For marine species oil effects and mortality can result one of two ways: acute or chronic.  Acute toxicity of the oil is very quick.  Acute mortality usually results from an individual animal being smothered by the oil when the gills or lungs are covered in oil, preventing the animal from getting oxygen. Smothering can occur across all groups of animals: crustaceans, fish, birds and marine mammals and affects all life stages.  Marine and marsh plants can also be smothered from the oil.  Weathered oil gets increasingly sticky resulting in a higher risk.  Fish, crabs, oysters and shrimp can be smothered when they swim through an oiled area, or when the oil washes over their habitat.  Birds can be smothered when they dive down through oil to hunt or when nesting in a region covered in oil.  Acute toxicity can also occur if the animal is exposed to oil with PAHs or breathing in the volatiles coming off.  Younger life stages are often more susceptible to acute toxicity.  It is spawning season for many fish and invertebrates in the Gulf of Mexico including Bluefin tuna, snapper, grouper, spiny lobsters, blue crabs, brown and white shrimp, and many more.  As the eggs and juveniles drift in plankton communities, they are at a very high risk of direct oil exposure resulting in smothering or acute toxicity.

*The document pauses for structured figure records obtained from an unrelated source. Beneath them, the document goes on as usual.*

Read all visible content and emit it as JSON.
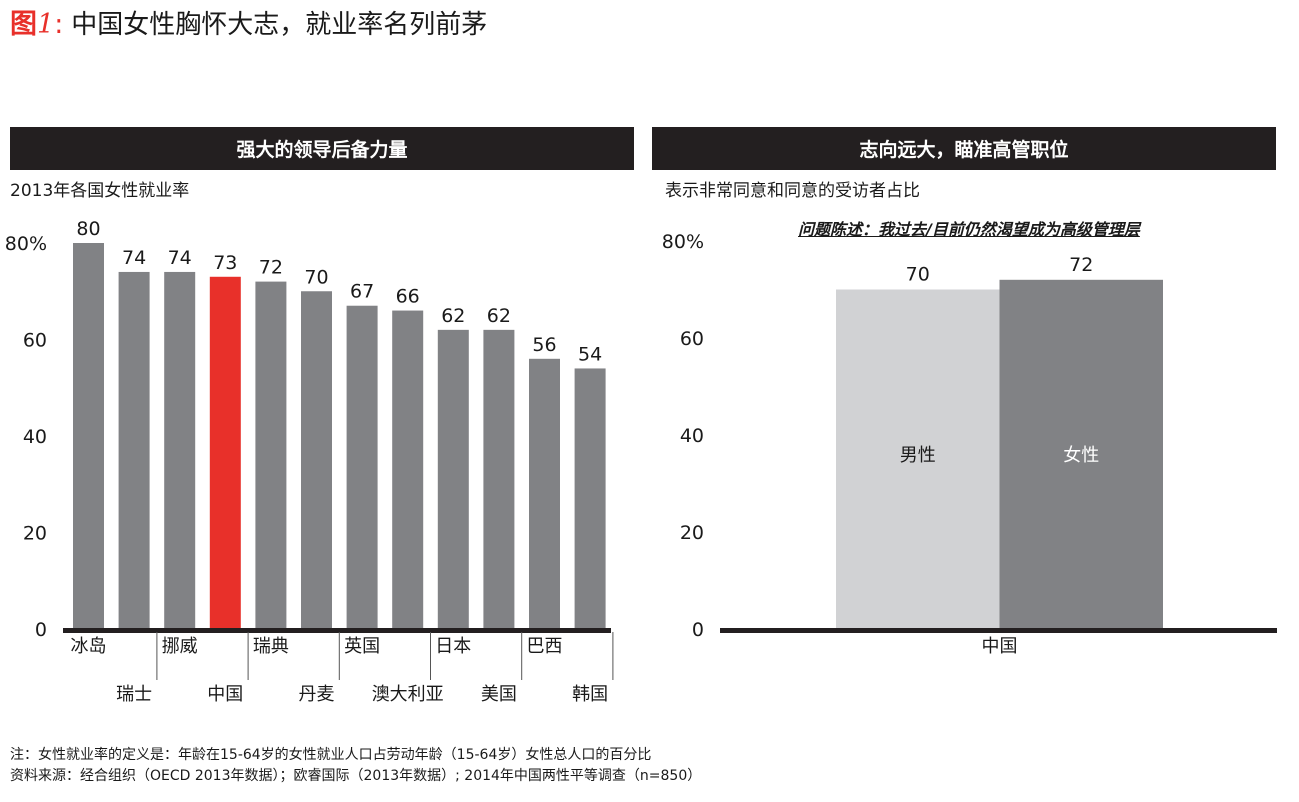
{
  "title": {
    "fig_label": "图",
    "fig_number": "1",
    "fig_colon": ":",
    "text": "中国女性胸怀大志，就业率名列前茅"
  },
  "left_panel": {
    "header": "强大的领导后备力量",
    "subtitle": "2013年各国女性就业率"
  },
  "right_panel": {
    "header": "志向远大，瞄准高管职位",
    "subtitle": "表示非常同意和同意的受访者占比",
    "question": "问题陈述：我过去/目前仍然渴望成为高级管理层"
  },
  "footnotes": {
    "note": "注：女性就业率的定义是：年龄在15-64岁的女性就业人口占劳动年龄（15-64岁）女性总人口的百分比",
    "source": "资料来源：经合组织（OECD 2013年数据）；欧睿国际（2013年数据）; 2014年中国两性平等调查（n=850）"
  },
  "chart_data": [
    {
      "type": "bar",
      "categories": [
        "冰岛",
        "瑞士",
        "挪威",
        "中国",
        "瑞典",
        "丹麦",
        "英国",
        "澳大利亚",
        "日本",
        "美国",
        "巴西",
        "韩国"
      ],
      "values": [
        80,
        74,
        74,
        73,
        72,
        70,
        67,
        66,
        62,
        62,
        56,
        54
      ],
      "data_labels": [
        "80",
        "74",
        "74",
        "73",
        "72",
        "70",
        "67",
        "66",
        "62",
        "62",
        "56",
        "54"
      ],
      "highlight": "中国",
      "ylim": [
        0,
        80
      ],
      "yticks": [
        "0",
        "20",
        "40",
        "60",
        "80%"
      ],
      "colors": {
        "bar": "#818285",
        "highlight": "#e8302a",
        "axis": "#231f20"
      }
    },
    {
      "type": "bar",
      "categories": [
        "中国"
      ],
      "series": [
        {
          "name": "男性",
          "values": [
            70
          ],
          "data_label": "70",
          "color": "#d1d2d4"
        },
        {
          "name": "女性",
          "values": [
            72
          ],
          "data_label": "72",
          "color": "#818285"
        }
      ],
      "ylim": [
        0,
        80
      ],
      "yticks": [
        "0",
        "20",
        "40",
        "60",
        "80%"
      ],
      "colors": {
        "axis": "#231f20"
      }
    }
  ]
}
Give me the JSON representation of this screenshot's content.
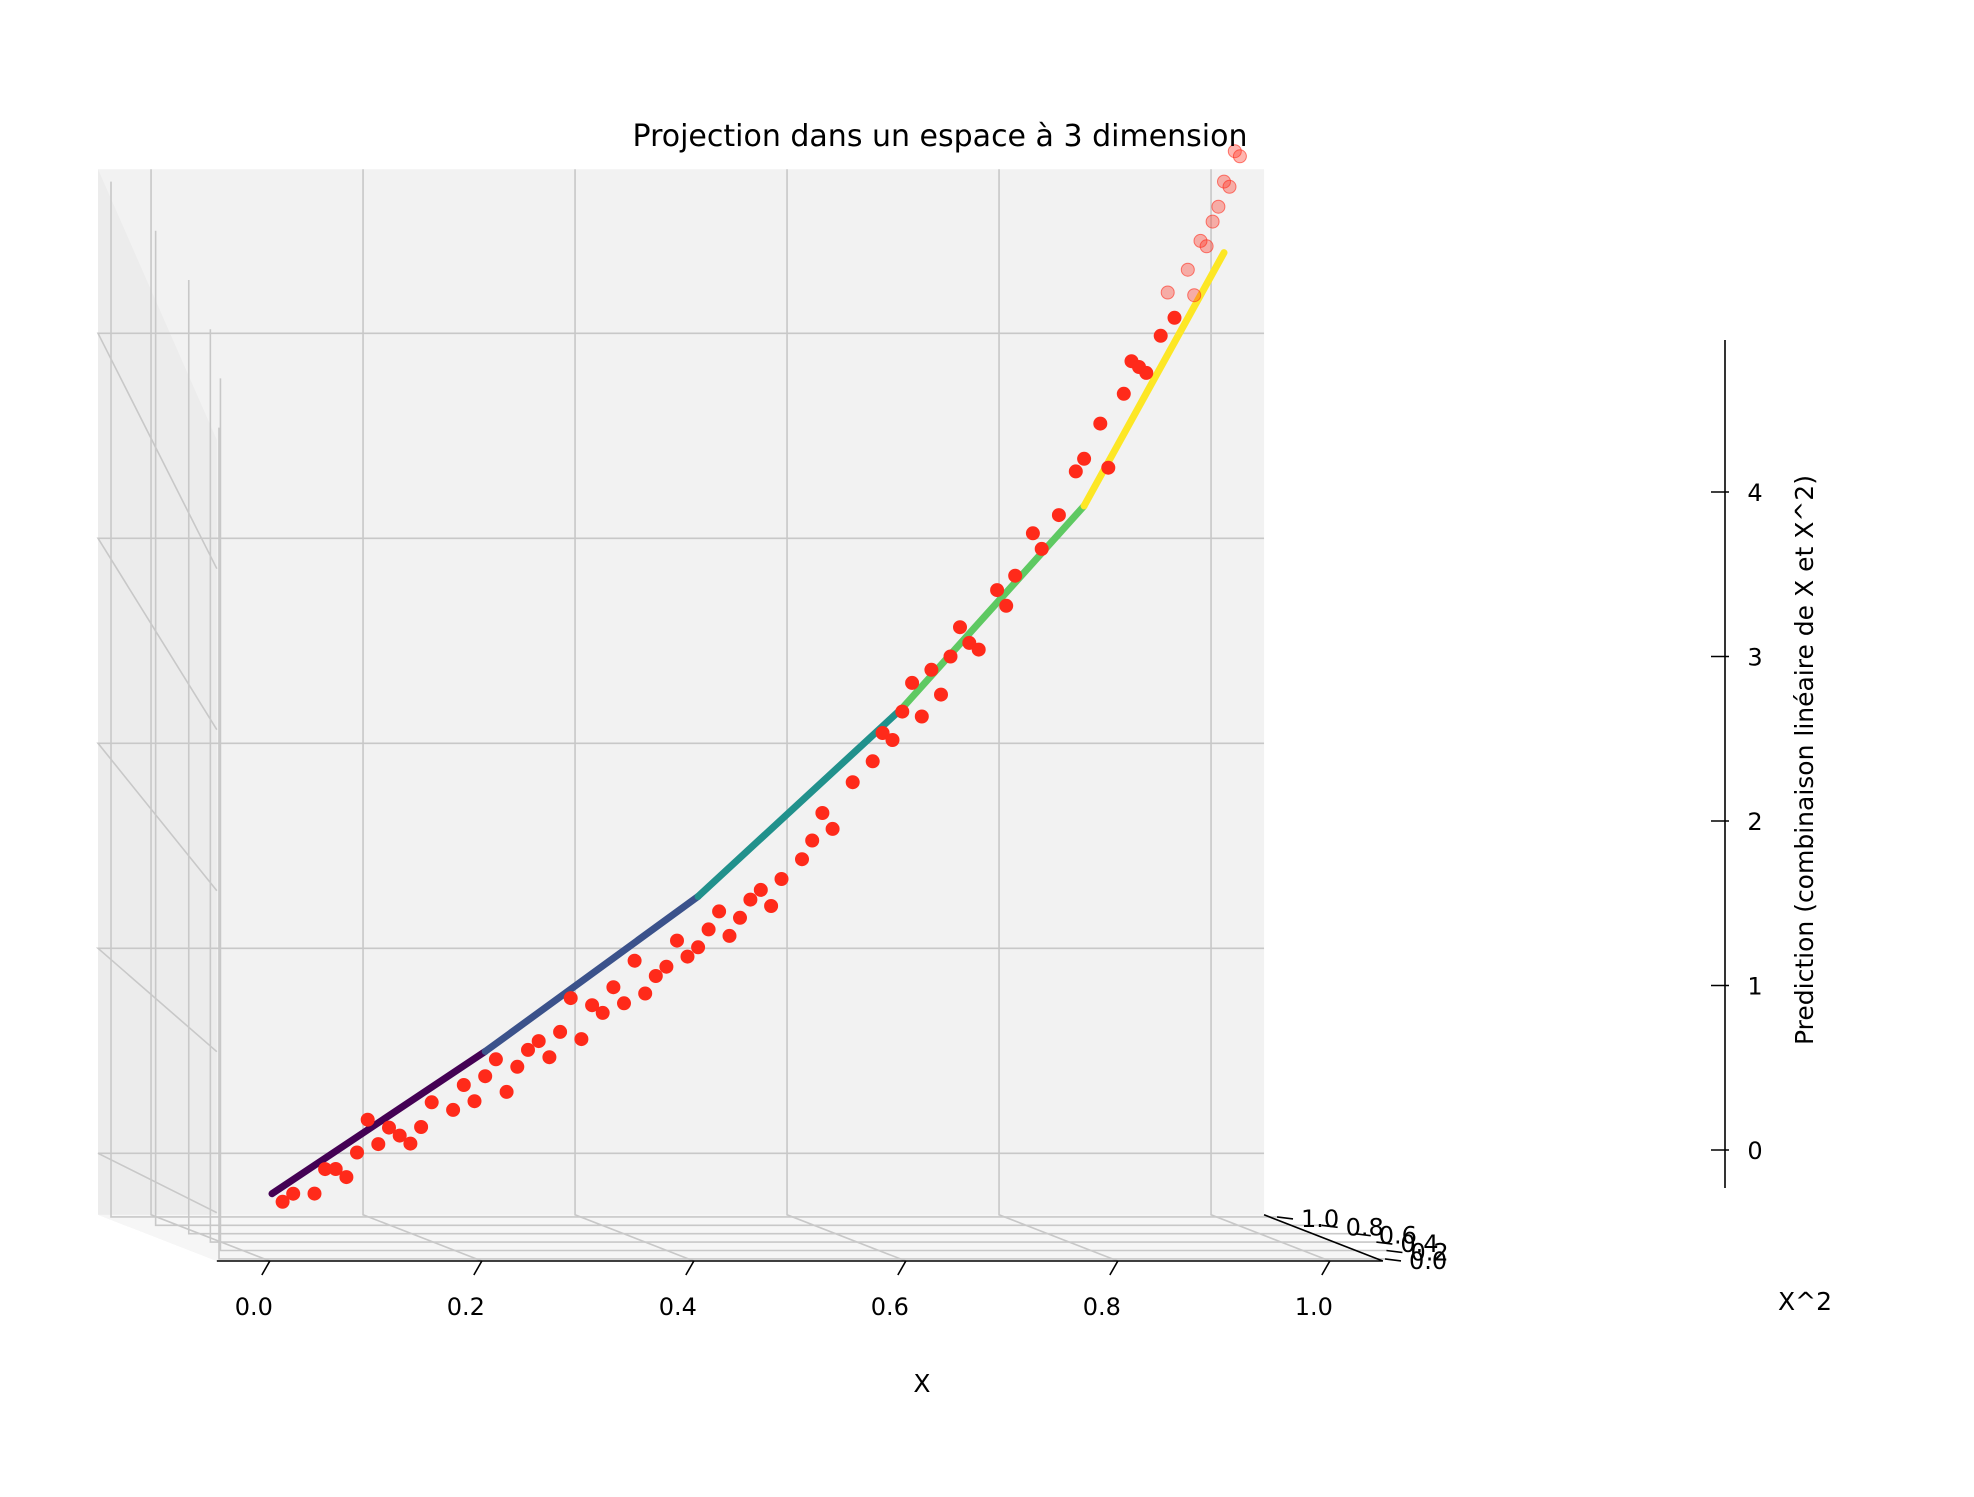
{
  "chart_data": {
    "type": "scatter",
    "subtype": "3d-scatter-with-fit-line",
    "title": "Projection dans un espace à 3 dimension",
    "xlabel": "X",
    "ylabel": "X^2",
    "zlabel": "Prediction (combinaison linéaire de X et X^2)",
    "xlim": [
      -0.05,
      1.05
    ],
    "ylim": [
      -0.05,
      1.05
    ],
    "zlim": [
      -0.3,
      4.8
    ],
    "x_ticks": [
      "0.0",
      "0.2",
      "0.4",
      "0.6",
      "0.8",
      "1.0"
    ],
    "y_ticks": [
      "0.0",
      "0.2",
      "0.4",
      "0.6",
      "0.8",
      "1.0"
    ],
    "z_ticks": [
      "0",
      "1",
      "2",
      "3",
      "4"
    ],
    "grid": true,
    "colors": {
      "points": "#ff2a1a",
      "pane": "#f2f2f2",
      "grid": "#c8c8c8",
      "line_colormap": [
        "#440154",
        "#3b528b",
        "#21918c",
        "#5ec962",
        "#fde725"
      ]
    },
    "series": [
      {
        "type": "scatter",
        "x": [
          0.01,
          0.02,
          0.04,
          0.05,
          0.06,
          0.07,
          0.08,
          0.09,
          0.1,
          0.11,
          0.12,
          0.13,
          0.14,
          0.15,
          0.17,
          0.18,
          0.19,
          0.2,
          0.21,
          0.22,
          0.23,
          0.24,
          0.25,
          0.26,
          0.27,
          0.28,
          0.29,
          0.3,
          0.31,
          0.32,
          0.33,
          0.34,
          0.35,
          0.36,
          0.37,
          0.38,
          0.39,
          0.4,
          0.41,
          0.42,
          0.43,
          0.44,
          0.45,
          0.46,
          0.47,
          0.48,
          0.5,
          0.51,
          0.52,
          0.53,
          0.55,
          0.57,
          0.58,
          0.59,
          0.6,
          0.61,
          0.62,
          0.63,
          0.64,
          0.65,
          0.66,
          0.67,
          0.68,
          0.7,
          0.71,
          0.72,
          0.74,
          0.75,
          0.77,
          0.79,
          0.8,
          0.82,
          0.83,
          0.85,
          0.86,
          0.87,
          0.88,
          0.9,
          0.91,
          0.92,
          0.94,
          0.95,
          0.96,
          0.97,
          0.98,
          0.99,
          1.0,
          1.01,
          1.02,
          1.03
        ],
        "y": [
          0.0001,
          0.0004,
          0.0016,
          0.0025,
          0.0036,
          0.0049,
          0.0064,
          0.0081,
          0.01,
          0.0121,
          0.0144,
          0.0169,
          0.0196,
          0.0225,
          0.0289,
          0.0324,
          0.0361,
          0.04,
          0.0441,
          0.0484,
          0.0529,
          0.0576,
          0.0625,
          0.0676,
          0.0729,
          0.0784,
          0.0841,
          0.09,
          0.0961,
          0.1024,
          0.1089,
          0.1156,
          0.1225,
          0.1296,
          0.1369,
          0.1444,
          0.1521,
          0.16,
          0.1681,
          0.1764,
          0.1849,
          0.1936,
          0.2025,
          0.2116,
          0.2209,
          0.2304,
          0.25,
          0.2601,
          0.2704,
          0.2809,
          0.3025,
          0.3249,
          0.3364,
          0.3481,
          0.36,
          0.3721,
          0.3844,
          0.3969,
          0.4096,
          0.4225,
          0.4356,
          0.4489,
          0.4624,
          0.49,
          0.5041,
          0.5184,
          0.5476,
          0.5625,
          0.5929,
          0.6241,
          0.64,
          0.6724,
          0.6889,
          0.7225,
          0.7396,
          0.7569,
          0.7744,
          0.81,
          0.8281,
          0.8464,
          0.8836,
          0.9025,
          0.9216,
          0.9409,
          0.9604,
          0.9801,
          1.0,
          1.0201,
          1.0404,
          1.0609
        ],
        "z": [
          0.05,
          0.1,
          0.1,
          0.25,
          0.25,
          0.2,
          0.35,
          0.55,
          0.4,
          0.5,
          0.45,
          0.4,
          0.5,
          0.65,
          0.6,
          0.75,
          0.65,
          0.8,
          0.9,
          0.7,
          0.85,
          0.95,
          1.0,
          0.9,
          1.05,
          1.25,
          1.0,
          1.2,
          1.15,
          1.3,
          1.2,
          1.45,
          1.25,
          1.35,
          1.4,
          1.55,
          1.45,
          1.5,
          1.6,
          1.7,
          1.55,
          1.65,
          1.75,
          1.8,
          1.7,
          1.85,
          1.95,
          2.05,
          2.2,
          2.1,
          2.35,
          2.45,
          2.6,
          2.55,
          2.7,
          2.85,
          2.65,
          2.9,
          2.75,
          2.95,
          3.1,
          3.0,
          2.95,
          3.25,
          3.15,
          3.3,
          3.5,
          3.4,
          3.55,
          3.75,
          3.8,
          3.95,
          3.7,
          4.05,
          4.2,
          4.15,
          4.1,
          4.25,
          4.45,
          4.3,
          4.5,
          4.35,
          4.6,
          4.55,
          4.65,
          4.7,
          4.8,
          4.75,
          4.9,
          4.85
        ]
      },
      {
        "type": "line",
        "name": "",
        "x": [
          0.0,
          0.2,
          0.4,
          0.6,
          0.8,
          1.0
        ],
        "y": [
          0.0,
          0.04,
          0.16,
          0.36,
          0.64,
          1.0
        ],
        "z": [
          0.1,
          0.95,
          1.8,
          2.72,
          3.55,
          4.45
        ]
      }
    ]
  }
}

However, mortality and toxicity effects are not always immediate.  Chronic effects can also be seen across all groups of wildlife.  External effects of oil exposure can be skin and eye irritation.  Internal effects can be damage to respiratory systems, ulcers, bleeding, and damage to liver, kidney and reproductive systems.  This damage may not be fatal to an adult, but is often fatal in a developing juvenile.  These chronic effects often result in mortality of adult species through resulting infection, but problems remain even if the animal recovers.  Long-term chronic effects are often decreased survival but also lowered reproductive success.  Oil contaminants that do not result in immediate death may be passed along to offspring resulting in defects of future generations or increased juvenile mortality.  Therefore, oil spill effects may not even be seen for several years, past the immediate deaths seen from acute exposure. However, long-term research on the effects of oil on marine organism is difficult, leaving many unknowns in the duration of effects.